One of the key traits that science has determined about these systems is that sometimes little causes can trigger giant effects. Think of a pile of sand on a table top. Drop one grain at a time on that pile, and you'll note not a gradual shift in the shape of the pile, but rather moments of relative quiet punctuated by noticeable avalanches. Eventually, one grain of sand triggers an avalanche that sends many grains to the floor.

This is what is assumed by some to have happened in the "flash crash." One unexpectedly big trade seems to have triggered several automated systems to begin selling stock. Attempts to halt the drop by halting trading for specific stocks on the major exchanges were thwarted by continued selling on the new electronic exchanges but probably confused the high-frequency trading systems further.

The result: about 800 points shaved off of the Dow in less than 30 minutes.

The future of cloud computing as a complex adaptive system
So what does this have to do with cloud computing? Well, today, very little really. Most cloud computing automation happens in pockets, with systems under management "belonging" to one set of algorithms that decide how application needs are matched with available resources. While the public clouds have some competition for resources today--Amazon's spot pricing option is evidence of this--the truth is, there isn't either the volume or the interconnectedness of cloud systems to create true complex adaptive systems behaviors.

But think ahead. Imagine a world in which cloud systems operate in an increasingly interconnected fashion; a world in which the automation controlling the needs of a single application--or even a single aspect of a complex distributed application system--must compete for resources across the globe with every other application. Add to that the different service automation environments run by the cloud providers themselves, each making decisions for the good of the resources that make up that service.

You now have an environment with a large number of highly interdependent software agents attempting to operate a "market" of IT resources and services on behalf of other applications or even human beings. I can almost guarantee to you that this system--what some may think of as the Inter-Cloud--will display some quite unexpected behavior of its own.

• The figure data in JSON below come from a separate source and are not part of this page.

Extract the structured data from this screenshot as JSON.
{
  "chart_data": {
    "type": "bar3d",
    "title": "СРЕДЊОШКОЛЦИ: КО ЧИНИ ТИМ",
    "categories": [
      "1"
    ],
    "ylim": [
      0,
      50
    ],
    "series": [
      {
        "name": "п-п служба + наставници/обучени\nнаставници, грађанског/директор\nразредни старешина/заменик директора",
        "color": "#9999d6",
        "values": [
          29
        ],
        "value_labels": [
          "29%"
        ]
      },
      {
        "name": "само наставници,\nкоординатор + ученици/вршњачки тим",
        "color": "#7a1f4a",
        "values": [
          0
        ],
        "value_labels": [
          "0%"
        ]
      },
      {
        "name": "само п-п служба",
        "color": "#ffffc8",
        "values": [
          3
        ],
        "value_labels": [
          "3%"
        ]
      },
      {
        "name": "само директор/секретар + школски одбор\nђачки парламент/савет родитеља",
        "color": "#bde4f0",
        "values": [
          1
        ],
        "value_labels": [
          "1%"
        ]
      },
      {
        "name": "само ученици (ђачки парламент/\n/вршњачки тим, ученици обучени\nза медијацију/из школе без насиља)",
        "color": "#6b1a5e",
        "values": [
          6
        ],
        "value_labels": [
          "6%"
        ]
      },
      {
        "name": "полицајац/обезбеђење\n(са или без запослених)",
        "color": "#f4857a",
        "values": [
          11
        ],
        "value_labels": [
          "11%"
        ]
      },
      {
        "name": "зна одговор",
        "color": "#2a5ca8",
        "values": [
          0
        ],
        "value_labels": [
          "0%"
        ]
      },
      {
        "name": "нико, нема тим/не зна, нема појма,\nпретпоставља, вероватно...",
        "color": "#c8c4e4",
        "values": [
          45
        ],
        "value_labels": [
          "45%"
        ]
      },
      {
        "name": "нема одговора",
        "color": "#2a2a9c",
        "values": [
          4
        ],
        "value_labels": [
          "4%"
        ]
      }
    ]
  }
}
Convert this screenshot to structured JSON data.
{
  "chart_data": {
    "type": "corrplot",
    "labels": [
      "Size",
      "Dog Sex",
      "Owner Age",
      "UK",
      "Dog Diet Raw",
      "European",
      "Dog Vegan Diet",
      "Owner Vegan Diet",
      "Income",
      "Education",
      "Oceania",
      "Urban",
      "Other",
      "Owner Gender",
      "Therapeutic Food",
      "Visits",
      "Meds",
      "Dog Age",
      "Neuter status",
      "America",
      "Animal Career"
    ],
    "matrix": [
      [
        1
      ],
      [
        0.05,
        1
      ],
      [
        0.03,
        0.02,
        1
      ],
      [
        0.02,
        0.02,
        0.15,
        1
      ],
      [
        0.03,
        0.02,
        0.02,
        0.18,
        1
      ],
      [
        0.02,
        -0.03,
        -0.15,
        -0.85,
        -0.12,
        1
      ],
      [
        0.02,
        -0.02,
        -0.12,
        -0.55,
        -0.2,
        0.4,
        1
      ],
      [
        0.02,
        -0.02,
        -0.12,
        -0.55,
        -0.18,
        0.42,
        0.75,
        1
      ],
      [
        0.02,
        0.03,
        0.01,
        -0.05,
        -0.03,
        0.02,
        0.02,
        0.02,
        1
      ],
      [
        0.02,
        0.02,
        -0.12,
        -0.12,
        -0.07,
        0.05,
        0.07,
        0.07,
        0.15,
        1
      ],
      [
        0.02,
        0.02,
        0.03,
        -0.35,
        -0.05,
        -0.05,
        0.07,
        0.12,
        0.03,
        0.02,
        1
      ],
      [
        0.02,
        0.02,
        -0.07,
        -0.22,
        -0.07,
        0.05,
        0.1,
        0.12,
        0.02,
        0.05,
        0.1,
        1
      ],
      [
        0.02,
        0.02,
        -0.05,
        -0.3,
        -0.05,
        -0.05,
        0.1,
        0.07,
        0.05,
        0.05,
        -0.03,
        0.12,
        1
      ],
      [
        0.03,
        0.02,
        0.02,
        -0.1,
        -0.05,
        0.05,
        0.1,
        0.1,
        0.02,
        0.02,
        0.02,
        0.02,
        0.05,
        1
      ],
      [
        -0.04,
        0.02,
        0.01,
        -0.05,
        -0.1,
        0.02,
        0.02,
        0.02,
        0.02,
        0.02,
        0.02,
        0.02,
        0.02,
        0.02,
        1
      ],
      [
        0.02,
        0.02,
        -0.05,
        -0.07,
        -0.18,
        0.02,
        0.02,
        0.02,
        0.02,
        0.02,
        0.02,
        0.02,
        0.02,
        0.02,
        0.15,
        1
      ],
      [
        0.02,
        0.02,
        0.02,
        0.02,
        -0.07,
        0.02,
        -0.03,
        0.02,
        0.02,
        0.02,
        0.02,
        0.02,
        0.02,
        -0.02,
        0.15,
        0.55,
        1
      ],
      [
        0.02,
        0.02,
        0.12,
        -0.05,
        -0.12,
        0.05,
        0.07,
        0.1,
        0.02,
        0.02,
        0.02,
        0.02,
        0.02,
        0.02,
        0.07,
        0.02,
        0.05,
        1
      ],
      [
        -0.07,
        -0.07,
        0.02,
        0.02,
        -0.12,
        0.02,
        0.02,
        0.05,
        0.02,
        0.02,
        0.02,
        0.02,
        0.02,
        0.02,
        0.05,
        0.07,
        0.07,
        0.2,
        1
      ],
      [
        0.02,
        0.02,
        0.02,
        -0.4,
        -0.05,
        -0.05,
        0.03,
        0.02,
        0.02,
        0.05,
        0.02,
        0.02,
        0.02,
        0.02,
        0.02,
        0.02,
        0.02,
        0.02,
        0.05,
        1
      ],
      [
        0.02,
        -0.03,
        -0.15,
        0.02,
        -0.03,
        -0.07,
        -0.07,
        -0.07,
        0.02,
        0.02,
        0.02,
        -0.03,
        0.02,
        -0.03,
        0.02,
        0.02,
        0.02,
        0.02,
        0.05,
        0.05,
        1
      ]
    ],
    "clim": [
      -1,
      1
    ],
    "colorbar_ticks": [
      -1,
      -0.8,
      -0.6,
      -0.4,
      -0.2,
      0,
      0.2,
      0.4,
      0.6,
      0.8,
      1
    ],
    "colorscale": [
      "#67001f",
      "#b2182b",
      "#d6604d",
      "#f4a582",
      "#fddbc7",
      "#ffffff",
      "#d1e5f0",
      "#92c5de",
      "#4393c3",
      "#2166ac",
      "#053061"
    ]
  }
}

Most of that will likely be good; strong pricing efficiencies, rapid re-provisioning of resources in response to unpredictable events, and so on. However, there will also be the increased possibility that some relatively small event somewhere--let's say the shutdown of a data center due to political conflict--will trigger a chain reaction of events that would negatively affect a large number of customers.

Perhaps other data centers become overloaded themselves and can't meet their own service level agreements. Or the application management systems confuse each other into believing that resources are not available when they are, and the applications are depricated or shut down entirely.

The most likely scenario, in my opinion, would be sudden wild price swings that could add greatly to the cost of computing for all.

To meet the challenge of the "flash crash," regulators and exchanges are working together to increase the effectiveness of so-called circuit-breaker processes. As we build out the federation and interoperability capabilities of our cloud marketplace, we should do so completely understanding that that market needs failure protection of its own.

For now, however, it's no big deal. Which is why the cloud market probably won't remember May 6, 2010, until it's too late.